Richard McGuire’s Here doesn’t change its perspective over millions of years, charting the history of a small corner of the universe and the people that pass through it.


The history of this much-discussed and highly-influential graphic novel extends back to 1989, when a six-page strip showing the story of the corner of a room over many millions of years was featured in Art Spiegelman’s anthology comic RAW. Since then the strip has garnered considerable praise and admiration from critics and authors alike.

Now this graphic novel sees that initial concept developed into a large, full-length, full-colour graphic novel, that’s taken 15 years to complete. The book, which spans from the beginning of the Earth to the distant future, is a dizzying and experimental example of what comics can achieve.

Here is a reflective, existential piece; an imaginative meditation on time. The book’s field of vision centres exclusively on the same corner of that single room. While never wavering from this viewpoint we witness the passing of millions of years.

Although the book extends as far back as 500,957,406,073BC and as far forward as 2033AD, the majority of the book features scenes from the past hundred years. There is no linear narrative, instead we are presented with a variety of innocuous scenes from just about any point in history, often at the same time, with panels displaying a scene of a 19th century painter juxtaposed on top of kids playing in 1920, for example. At times, there are as many as 20 years displayed on a page at the same time.

The significant achievement of the book is that in the midst of showing us millions of years of existence, it retains an intimacy, with moments of real poignancy.

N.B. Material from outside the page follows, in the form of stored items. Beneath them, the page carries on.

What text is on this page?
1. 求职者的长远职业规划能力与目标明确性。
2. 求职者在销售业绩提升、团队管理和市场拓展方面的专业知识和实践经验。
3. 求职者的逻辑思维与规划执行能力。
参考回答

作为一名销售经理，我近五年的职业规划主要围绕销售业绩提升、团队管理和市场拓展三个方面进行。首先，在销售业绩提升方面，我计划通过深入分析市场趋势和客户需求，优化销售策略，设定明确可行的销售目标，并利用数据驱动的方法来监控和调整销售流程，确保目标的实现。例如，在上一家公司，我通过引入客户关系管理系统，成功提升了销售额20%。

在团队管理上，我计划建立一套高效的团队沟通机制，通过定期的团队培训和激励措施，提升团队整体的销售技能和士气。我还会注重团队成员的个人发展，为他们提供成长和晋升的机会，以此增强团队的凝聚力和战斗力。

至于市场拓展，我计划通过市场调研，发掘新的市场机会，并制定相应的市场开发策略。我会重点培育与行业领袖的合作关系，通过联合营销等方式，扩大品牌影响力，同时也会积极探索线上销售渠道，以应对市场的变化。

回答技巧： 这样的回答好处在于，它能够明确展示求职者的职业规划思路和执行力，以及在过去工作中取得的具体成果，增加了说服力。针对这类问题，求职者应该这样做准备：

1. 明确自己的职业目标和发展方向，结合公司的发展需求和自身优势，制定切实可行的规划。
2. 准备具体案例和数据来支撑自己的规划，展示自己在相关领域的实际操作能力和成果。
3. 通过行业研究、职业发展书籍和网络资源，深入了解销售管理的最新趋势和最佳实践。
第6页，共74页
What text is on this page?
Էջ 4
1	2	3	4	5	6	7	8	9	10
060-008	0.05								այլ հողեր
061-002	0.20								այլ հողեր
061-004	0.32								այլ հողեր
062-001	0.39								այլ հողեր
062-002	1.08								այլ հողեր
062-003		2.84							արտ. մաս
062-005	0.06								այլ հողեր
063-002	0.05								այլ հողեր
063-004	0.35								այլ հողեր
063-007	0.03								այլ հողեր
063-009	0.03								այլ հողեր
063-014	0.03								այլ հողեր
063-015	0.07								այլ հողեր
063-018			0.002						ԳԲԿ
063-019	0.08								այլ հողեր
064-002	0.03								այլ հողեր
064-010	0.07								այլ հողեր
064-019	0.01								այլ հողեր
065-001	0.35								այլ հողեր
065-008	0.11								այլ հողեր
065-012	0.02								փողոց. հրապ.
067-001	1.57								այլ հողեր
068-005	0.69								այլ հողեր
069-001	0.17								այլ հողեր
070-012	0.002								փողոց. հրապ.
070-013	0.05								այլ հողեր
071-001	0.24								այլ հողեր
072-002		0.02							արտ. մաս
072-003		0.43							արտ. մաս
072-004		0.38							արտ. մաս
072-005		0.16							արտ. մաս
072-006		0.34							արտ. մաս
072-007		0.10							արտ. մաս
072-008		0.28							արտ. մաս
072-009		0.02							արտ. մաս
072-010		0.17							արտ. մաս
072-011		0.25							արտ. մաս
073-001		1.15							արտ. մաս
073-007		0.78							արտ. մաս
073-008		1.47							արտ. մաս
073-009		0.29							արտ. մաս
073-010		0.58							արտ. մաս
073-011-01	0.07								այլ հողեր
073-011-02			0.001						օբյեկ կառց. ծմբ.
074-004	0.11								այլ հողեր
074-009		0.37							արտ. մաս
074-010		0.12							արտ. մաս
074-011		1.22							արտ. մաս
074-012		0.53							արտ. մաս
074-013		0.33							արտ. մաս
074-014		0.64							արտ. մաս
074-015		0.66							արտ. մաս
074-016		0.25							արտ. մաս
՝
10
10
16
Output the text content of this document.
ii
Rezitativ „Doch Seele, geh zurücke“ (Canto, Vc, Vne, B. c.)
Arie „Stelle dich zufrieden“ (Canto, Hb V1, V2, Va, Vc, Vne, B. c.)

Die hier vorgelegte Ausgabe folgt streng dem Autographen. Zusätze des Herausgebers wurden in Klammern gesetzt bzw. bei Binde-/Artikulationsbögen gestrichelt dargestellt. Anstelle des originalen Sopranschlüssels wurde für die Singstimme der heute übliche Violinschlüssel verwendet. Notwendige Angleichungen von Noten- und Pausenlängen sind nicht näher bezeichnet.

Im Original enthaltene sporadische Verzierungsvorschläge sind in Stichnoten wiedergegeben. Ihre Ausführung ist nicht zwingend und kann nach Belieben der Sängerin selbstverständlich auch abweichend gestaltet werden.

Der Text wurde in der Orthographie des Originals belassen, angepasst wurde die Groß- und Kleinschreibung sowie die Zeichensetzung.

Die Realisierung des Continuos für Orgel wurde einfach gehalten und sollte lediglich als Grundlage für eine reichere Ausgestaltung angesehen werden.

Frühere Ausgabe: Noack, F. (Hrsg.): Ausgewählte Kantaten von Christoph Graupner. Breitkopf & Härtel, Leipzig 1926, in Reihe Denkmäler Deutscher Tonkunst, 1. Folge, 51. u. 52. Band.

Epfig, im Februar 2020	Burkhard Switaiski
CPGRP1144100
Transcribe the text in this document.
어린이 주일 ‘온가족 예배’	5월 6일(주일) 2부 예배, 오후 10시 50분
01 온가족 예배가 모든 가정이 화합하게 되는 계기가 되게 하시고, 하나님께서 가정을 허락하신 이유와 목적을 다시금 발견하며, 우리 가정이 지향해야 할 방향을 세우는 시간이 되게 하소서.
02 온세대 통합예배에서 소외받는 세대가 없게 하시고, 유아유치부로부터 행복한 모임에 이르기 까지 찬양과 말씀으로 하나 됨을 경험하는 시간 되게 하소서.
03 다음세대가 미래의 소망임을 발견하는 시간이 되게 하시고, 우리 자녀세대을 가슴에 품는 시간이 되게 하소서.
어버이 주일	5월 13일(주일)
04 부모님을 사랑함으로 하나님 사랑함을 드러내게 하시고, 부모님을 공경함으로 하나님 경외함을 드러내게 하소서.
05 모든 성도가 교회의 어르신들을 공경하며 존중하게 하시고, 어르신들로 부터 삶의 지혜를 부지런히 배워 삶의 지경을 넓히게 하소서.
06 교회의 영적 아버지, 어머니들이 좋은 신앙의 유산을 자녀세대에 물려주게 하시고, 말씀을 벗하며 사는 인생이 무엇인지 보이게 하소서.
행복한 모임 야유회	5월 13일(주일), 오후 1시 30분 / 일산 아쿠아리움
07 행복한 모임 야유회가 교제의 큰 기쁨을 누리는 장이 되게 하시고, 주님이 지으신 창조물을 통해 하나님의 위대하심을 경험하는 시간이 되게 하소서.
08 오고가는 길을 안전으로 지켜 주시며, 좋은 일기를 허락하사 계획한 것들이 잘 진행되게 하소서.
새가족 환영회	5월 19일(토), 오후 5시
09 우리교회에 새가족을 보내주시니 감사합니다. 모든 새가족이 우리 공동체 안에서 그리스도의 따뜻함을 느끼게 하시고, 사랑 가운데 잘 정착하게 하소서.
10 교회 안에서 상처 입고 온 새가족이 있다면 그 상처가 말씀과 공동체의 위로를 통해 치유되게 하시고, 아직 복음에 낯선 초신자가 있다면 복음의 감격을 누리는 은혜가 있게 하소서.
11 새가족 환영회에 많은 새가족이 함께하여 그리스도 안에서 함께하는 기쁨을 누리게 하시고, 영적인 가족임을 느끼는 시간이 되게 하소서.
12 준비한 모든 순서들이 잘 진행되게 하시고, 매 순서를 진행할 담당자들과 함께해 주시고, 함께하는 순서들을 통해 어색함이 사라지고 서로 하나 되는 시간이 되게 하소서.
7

Series of panels showing elderly relatives joking, children playing and bad jokes at house parties are not dwarfed or diluted by the mind-bending enormity of their universal backdrop, rather they are illuminated and held up against the relentless sweep of time, revealing a beauty from the relative mundanity of human existence.

The art in the book is exquisite throughout. With understated drawings and soft, faded colouring it manages to achieve a hazy, dreamlike quality. The full page sequences of Earth’s earliest days and the futuristic landscapes are dizzying and particularly beautiful, with some pages looking like abstract paintings.

Here is a bold graphic novel that shies away from narrative and doesn’t present a story with any of the usual paybacks. Instead the author explores conceptual themes of time and impermanence in an unpretentious manner that is both mesmerising and highly emotive.